The hot air balloon is deflating.

When my novel writing journey started in November, I was full of hot air. I was ALL IN for writing 50,000 words in a month and had an entire saga of plots in my head ready to pour out on the keyboard. Everything forward, remember? 

Now I’m tired. I’m at 90,000+ words and still have much farther to go. Clearly, I did not store enough fuel to get me to the finish line by tomorrow, which is when the novel is due for class. I’ve already received permission from my professor to turn in what I have, along with an outline for the conclusion. That’s fine. I can do that. Even though it’s not what I prefer.

Part of the problem is that I’m distracted by the holidays. Another part is that the boys and I have been playing catch-up with school. I’m also just plain tired. The story is much longer than I could’ve foreseen, which is good in the long run, but putting such pressure on myself to finish by December 13 has been unrealistic. It’s a personal failure, which haunts me every night while I’m waiting for the Ambien to kick in.
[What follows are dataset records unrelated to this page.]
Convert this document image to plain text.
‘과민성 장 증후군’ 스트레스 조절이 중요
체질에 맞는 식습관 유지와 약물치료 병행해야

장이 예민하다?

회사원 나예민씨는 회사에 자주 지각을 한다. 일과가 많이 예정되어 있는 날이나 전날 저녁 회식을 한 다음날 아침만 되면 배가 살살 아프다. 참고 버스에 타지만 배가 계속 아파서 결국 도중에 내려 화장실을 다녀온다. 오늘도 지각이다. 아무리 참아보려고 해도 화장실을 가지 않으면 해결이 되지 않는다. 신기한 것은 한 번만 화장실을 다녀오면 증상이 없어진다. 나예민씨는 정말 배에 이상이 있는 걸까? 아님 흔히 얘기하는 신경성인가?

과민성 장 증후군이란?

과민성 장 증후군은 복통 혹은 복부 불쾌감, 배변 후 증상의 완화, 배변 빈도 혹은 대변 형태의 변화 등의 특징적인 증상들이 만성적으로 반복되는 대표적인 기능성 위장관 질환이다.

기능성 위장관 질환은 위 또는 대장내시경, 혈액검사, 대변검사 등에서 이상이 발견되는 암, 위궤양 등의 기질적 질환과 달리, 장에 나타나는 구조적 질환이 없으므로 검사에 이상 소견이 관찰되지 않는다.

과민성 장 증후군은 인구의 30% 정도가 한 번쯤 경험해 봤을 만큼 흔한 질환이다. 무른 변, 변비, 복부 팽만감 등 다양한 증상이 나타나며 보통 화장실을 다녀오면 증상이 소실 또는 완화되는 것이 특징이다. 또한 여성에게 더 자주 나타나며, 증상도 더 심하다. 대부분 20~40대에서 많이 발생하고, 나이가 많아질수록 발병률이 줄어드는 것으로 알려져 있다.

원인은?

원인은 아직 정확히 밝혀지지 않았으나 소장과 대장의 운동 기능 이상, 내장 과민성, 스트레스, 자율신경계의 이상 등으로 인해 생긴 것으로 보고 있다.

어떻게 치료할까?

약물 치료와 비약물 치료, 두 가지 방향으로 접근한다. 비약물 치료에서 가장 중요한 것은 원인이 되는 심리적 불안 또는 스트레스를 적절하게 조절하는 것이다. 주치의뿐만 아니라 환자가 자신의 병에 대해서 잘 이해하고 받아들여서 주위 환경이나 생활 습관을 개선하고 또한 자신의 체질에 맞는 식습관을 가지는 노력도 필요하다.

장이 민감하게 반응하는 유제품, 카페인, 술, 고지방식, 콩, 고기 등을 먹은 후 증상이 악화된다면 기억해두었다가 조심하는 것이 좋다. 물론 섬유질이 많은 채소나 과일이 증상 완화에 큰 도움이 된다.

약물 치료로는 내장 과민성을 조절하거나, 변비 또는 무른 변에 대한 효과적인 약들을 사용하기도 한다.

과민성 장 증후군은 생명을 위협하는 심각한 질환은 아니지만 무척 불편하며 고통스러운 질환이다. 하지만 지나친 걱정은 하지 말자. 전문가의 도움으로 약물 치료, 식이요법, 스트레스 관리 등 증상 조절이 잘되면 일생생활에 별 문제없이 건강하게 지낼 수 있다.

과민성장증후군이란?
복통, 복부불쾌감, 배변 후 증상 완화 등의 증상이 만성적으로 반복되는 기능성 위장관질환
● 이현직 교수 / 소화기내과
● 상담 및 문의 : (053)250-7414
To think that I wouldn’t finish the rough draft by 2014 feels like an even bigger failure, so I’m wondering if a New Year’s Eve goal is more plausible. Minus the week when my family is in for Christmas, I should have plenty of time to write. I’d rather not have an unfinished novel sitting on my shoulders while enrolled in Short Story and Performance Writing next semester.

Plus, there are two books staring at me everyday day – my holiday reading reserve – begging for attention.

Holiday readingIn other news, the boys are itching for Christmas. I’m trying to slow things down, but the calendar keeps turning. At least we’re having wintery weather again. That weird week of Spring threw me off entirely.

Frost

3 Comments

  1. A New Year’s goal sounds far more reasonable and it would be better to not have to worry about the book during Spring semester, particularly since you are taking writing courses. 90,000+ words is quite an accomplishment and you really should be proud of that. Keep up the hard work and know that the end is far closer than it was before. I do understand the frustration though. When I wrote The Feast of San Sebastian, I pumped out 60,000 words in seven days, while on a work trip. It was immensely exhausting, but I knew that if I didn’t finish it during that work trip it would take forever to write. I would have hated myself for a while if I hadn’t accomplished it, so I pushed myself to the brink to get it done. Its one of those crazy things we writers do. I am certainly proud of you and I’ve never even met you, but I know you will have a career, and potentially a very good career. You are a voice that needs to be heard.

    1. Thanks so much, Jonathan. I’m working on the outline for Vince right now. It’s painful. It feels incomplete, but there’s no way I could have finished by today. I’m trying to give myself some slack, but that’s very hard to do. I appreciate your encouragement. Immensely!

      1. I wasn’t ready to hand over Kings either, although it has an ending written, the book is very much rushed and incomplete. But I also feel a certain pressure lifted by having turned it in already, so now there is no one but myself pushing me to work on it. I am sure when you are done with it, that Vince would be willing to receive the written ending. In fact he might even be begging for it. I also hope you follow up with Leticia in six months, I’m telling you, you are destined for big things.